A trip down memory lane
I was working side by side with several other network engineers to rolll-out multicast IPTV, and there were no shortages of issues to work through. If you’ve never worked with multicast, I’d argue that it’s the most intensive protocol I’ve seen for capacity and stress testing your network for optmized and smooth operation. Unicast traffic, and in particular TCP traffic is light years easier – multicast will haunt your dreams and give you nightmares with everything from vendor interop to Quality of Service (QoS) to congestion to backplane pressure, CPU and memory resources and the list goes on and on. At least, that was the scenario and environment back in the first decade of the new millenia.
We had so many problems deploying IPTV that every single vendor had bugs and we couldn’t tell which thing was broken in which way to engage support. Enter my second MikroTik experience.

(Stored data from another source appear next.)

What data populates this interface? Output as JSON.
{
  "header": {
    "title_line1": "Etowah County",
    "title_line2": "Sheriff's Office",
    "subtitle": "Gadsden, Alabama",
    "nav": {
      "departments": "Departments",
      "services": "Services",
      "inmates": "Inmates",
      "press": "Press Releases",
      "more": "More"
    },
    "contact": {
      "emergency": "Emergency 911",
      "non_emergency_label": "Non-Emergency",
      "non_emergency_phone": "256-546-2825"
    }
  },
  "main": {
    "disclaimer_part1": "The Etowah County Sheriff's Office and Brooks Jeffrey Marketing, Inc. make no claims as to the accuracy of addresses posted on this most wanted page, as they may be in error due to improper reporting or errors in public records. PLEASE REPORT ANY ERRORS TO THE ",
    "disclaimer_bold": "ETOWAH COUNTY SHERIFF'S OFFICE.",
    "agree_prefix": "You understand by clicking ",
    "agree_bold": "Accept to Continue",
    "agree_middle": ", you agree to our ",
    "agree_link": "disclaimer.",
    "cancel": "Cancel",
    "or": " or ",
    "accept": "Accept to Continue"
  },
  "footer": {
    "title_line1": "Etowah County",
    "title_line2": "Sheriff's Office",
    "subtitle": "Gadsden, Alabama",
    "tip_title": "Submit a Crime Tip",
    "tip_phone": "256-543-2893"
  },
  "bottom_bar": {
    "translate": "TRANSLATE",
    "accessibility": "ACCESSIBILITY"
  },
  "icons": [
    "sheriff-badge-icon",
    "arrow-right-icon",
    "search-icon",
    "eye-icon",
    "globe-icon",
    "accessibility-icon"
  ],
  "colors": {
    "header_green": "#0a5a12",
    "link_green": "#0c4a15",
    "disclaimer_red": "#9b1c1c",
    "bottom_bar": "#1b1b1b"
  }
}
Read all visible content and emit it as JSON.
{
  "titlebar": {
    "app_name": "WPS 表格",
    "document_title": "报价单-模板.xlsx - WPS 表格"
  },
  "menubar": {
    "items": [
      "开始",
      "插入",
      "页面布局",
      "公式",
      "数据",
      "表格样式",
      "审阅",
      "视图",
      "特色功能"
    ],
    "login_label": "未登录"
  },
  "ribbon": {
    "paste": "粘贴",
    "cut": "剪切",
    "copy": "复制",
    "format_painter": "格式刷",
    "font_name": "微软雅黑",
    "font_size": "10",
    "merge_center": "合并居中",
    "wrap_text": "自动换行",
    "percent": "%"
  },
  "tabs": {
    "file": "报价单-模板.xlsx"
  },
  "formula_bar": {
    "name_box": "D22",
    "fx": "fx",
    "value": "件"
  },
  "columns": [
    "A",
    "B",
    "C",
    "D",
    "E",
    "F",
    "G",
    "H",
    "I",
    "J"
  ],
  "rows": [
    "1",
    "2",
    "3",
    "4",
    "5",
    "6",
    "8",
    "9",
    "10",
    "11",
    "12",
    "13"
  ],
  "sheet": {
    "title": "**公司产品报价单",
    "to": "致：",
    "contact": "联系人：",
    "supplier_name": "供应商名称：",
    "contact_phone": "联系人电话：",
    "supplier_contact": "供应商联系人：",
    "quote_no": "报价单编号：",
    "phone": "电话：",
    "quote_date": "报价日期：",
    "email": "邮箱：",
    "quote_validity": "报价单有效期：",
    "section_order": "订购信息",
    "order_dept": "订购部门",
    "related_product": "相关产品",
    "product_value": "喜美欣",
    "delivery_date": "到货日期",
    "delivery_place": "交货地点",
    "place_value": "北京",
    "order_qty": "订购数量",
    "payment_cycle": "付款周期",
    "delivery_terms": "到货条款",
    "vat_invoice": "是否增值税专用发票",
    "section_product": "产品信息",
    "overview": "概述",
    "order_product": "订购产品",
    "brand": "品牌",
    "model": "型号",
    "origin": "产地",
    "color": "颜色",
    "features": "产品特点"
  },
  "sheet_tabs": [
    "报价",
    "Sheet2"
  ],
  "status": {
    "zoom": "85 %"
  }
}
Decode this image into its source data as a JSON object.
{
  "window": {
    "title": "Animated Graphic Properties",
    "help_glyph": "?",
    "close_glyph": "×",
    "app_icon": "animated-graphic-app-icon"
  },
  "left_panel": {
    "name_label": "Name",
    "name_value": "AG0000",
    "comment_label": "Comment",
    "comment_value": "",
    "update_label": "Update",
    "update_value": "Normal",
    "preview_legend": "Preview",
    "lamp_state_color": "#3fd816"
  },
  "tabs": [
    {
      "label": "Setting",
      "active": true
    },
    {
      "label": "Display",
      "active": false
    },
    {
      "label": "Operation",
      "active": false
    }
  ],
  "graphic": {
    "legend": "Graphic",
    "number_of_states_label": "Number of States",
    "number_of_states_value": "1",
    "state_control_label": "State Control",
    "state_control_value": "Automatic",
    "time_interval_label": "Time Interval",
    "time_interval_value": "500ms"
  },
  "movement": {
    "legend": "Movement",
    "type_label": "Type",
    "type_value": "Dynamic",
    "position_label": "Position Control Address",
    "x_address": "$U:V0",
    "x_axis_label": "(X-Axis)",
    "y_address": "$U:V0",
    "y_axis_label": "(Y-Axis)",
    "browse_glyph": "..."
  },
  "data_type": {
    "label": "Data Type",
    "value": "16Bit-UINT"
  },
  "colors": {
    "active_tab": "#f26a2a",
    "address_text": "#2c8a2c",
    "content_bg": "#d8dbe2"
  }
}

I remembered that while I had been clicking through that router GUI, I’d seen something about IGMP and PIM and remembered that there had been a fairly robust logging facility, so I dusted it off for a second look.
Lo and behold, the MikroTik enabled us to turn on IGMP and PIM logging with both local and remote syslog. MikroTik became our go to device for verifying proper protocol support for various multicast packets, and in particular flags. It was an instrumental tool and mechanism for troubleshooting that led to a successful roll out of multicast IPTV to our customers.
From that point on, I saw that MikroTik is truly an inexpensive swiss army knife.
What else have I done with Tiks?
Since then, I’ve done all kinds of things with MikroTiks. To name a few: I’ve packet captured both locally and remotely. I’ve debugged loads of problems using multiple Winbox tabs to simultaneously show different router facilities. I’ve interoperated MikroTik OSPF, MPLS and BGP with Cisco and Brocade. I’ve managed tens of thousands of Tiks with VPN concentrators for centralized visibility and control. I was part of a team that created a managed WiFi dashboard that paired with MikroTik routers called Aerēz. I’ve used traffic engineering and Quality of Service to enhance user experience. I’ve helped cobble together both temporary workarounds and permanent fixtures for scalable networks to deliver broadband, voice, video, layer 2 and layer 3 VPN.
In short – MikroTik has been there for me in a vast variety of use cases – and hands down, you can’t beat the bang for the buck. I can’t wait to see what’s next!